I dont see the reflectors being an issue, it is designed to go out to 119 on the west and is symmetrical so it should handle out to 83 on the east. As a SWM LNB would handle maybe 95%? of installs that would be simple and only the other 5% would need something designed, maybe even 6 cables from LNB to SWM switch?
Exactly, all good questions.
Here's the document that both quotes came from: http://hraunfoss.fcc.gov/edocs_public/attachmatch/DA-11-1353A1.pdf
And the words from Echostar's 2nd letter (this year, link above):Pending before the Commission are two requests for the unconditional release of the bonds posted by EchoStar for satellite authorizations it has already surrendered – Call Signs S2499, a Ka-band satellite at 97º W.L., and S2636, a Ka-band satellite at 113º W.L. EchoStar hereby withdraws its request to unconditionally release the bond for S2636 and, in lieu of a forfeiture, will make arrangements with the Commission to make a payment in the amount of $750,000 to the Treasury in full satisfaction of this obligation. For the bond associated with S2499, EchoStar met the first two milestones, and has submitted a certification that it commenced construction, but the Commission has not requested additional information from EchoStar, or made a determination as to whether EchoStar met that milestone. Once the Commission makes such a determination, EchoStar will make the appropriate arrangements with the Commission to satisfy the remaining bond obligation.
I think it is fee for holding slot(s) , he-he pretty hefty amount to do that.
But, Echostar has now come full circle with the Hughes merger. They are using the Hughes entity to reapply (Jupiter 97W) for license for broadband service at 97W.
No.

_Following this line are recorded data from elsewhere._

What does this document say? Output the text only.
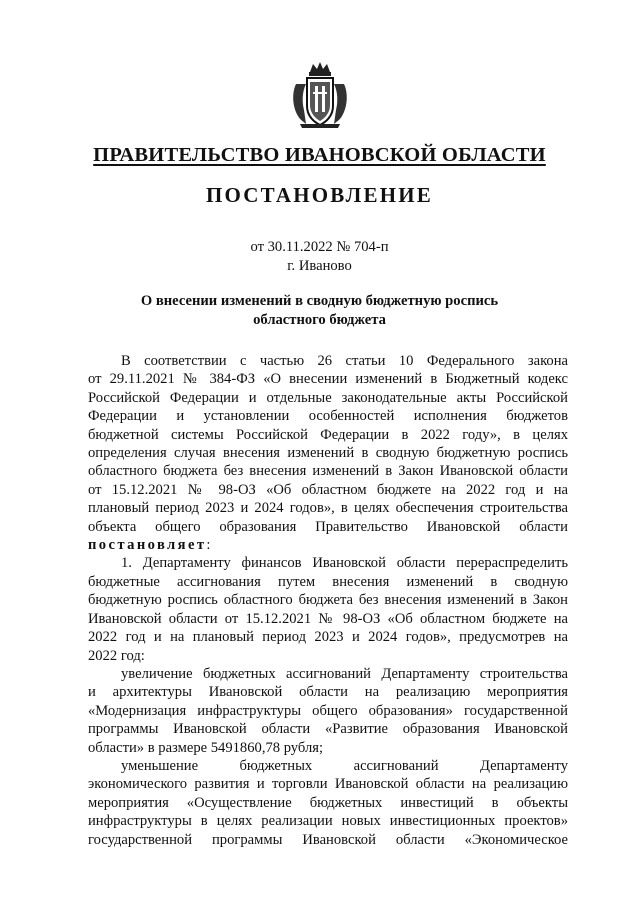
ПРАВИТЕЛЬСТВО ИВАНОВСКОЙ ОБЛАСТИ
ПОСТАНОВЛЕНИЕ
от 30.11.2022 № 704-п
г. Иваново
О внесении изменений в сводную бюджетную роспись
областного бюджета

В соответствии с частью 26 статьи 10 Федерального закона

от 29.11.2021 № 384-ФЗ «О внесении изменений в Бюджетный кодекс

Российской Федерации и отдельные законодательные акты Российской

Федерации и установлении особенностей исполнения бюджетов

бюджетной системы Российской Федерации в 2022 году», в целях

определения случая внесения изменений в сводную бюджетную роспись

областного бюджета без внесения изменений в Закон Ивановской области

от 15.12.2021 № 98-ОЗ «Об областном бюджете на 2022 год и на

плановый период 2023 и 2024 годов», в целях обеспечения строительства

объекта общего образования Правительство Ивановской области

постановляет:

1. Департаменту финансов Ивановской области перераспределить

бюджетные ассигнования путем внесения изменений в сводную

бюджетную роспись областного бюджета без внесения изменений в Закон

Ивановской области от 15.12.2021 № 98-ОЗ «Об областном бюджете на

2022 год и на плановый период 2023 и 2024 годов», предусмотрев на

2022 год:

увеличение бюджетных ассигнований Департаменту строительства

и архитектуры Ивановской области на реализацию мероприятия

«Модернизация инфраструктуры общего образования» государственной

программы Ивановской области «Развитие образования Ивановской

области» в размере 5491860,78 рубля;

уменьшение бюджетных ассигнований Департаменту

экономического развития и торговли Ивановской области на реализацию

мероприятия «Осуществление бюджетных инвестиций в объекты

инфраструктуры в целях реализации новых инвестиционных проектов»

государственной программы Ивановской области «Экономическое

The initial bond is for holding the slot - it's refundable upon meeting certain milestones.
[strike]Re-thinking this, I suspect what had happened was Echostar asked for the entire $3M to be released since they surrendered the slot, and the FCC looked at what they had actually done to secure its use during the time it was held, determined that they'd at least started construction of a satellite so that warranted return of $2.25M, but decided to hold the rest ($750K) because of the delay and/or lack of progress on the other milestones while the slot was held.[/strike]
Never mind - see posts above.
Can Ka slots be spaced only 2 degrees apart?